All of the instances makes harmony, following above 0 ~ 9 laws. Maybe, Either, List, Reader, Writer, State, Constant, Products of arbitrary number of types with duplicated types etc...

Now, I finally entered the Monad Transformers chapter in the book I'm reading now.

And I'm in trouble.

I can't check if Applicative instance of MaybeT aligns with Monad instance of MaybeT.

Actually, I faild for all of the MonadTransformers, except for IdentityT.
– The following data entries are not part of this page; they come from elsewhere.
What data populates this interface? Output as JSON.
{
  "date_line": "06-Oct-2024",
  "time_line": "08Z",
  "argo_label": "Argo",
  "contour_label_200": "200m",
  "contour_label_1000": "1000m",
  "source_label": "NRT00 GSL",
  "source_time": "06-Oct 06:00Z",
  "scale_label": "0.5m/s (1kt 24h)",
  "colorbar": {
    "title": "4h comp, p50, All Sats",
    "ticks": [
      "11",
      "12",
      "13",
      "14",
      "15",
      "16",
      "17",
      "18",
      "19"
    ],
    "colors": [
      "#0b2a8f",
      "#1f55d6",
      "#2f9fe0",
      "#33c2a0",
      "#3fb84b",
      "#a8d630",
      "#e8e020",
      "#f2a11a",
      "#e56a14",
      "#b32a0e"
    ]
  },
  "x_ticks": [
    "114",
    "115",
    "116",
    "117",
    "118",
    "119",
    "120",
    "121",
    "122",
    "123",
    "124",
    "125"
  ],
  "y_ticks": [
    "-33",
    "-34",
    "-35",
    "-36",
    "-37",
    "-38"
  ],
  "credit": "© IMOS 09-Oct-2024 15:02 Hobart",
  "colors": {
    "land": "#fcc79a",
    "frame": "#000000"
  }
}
MaybeT mMf :: MaybeT m (a -> b)
MaybeT mMa :: MaybeT m a
mMf :: m (Maybe (a -> b))
mMa :: m (Maybe a)


MaybeT $ (<*>) <$> (MaybeT mMf) <*> mMa == do
                                           x <- mMf
                                           y <- mMa
                                           return (x y)  // is this true???

//given
MaybeT mMx :: MaybeT m x
mMx :: m (Maybe x)

f :: x -> MaybeT m y

MaybeT mMx >>= f =
  MaybeT $ do
    Mx <- mMx
    case Mx of
      Nothing -> return Nothing
      Just x -> runMaybeT (f x)


return = pure

pure = MaybeT . pure . pure

Can I get some help to get assure that Applicative of MaybeT is in a same context with Monad of MaybeT?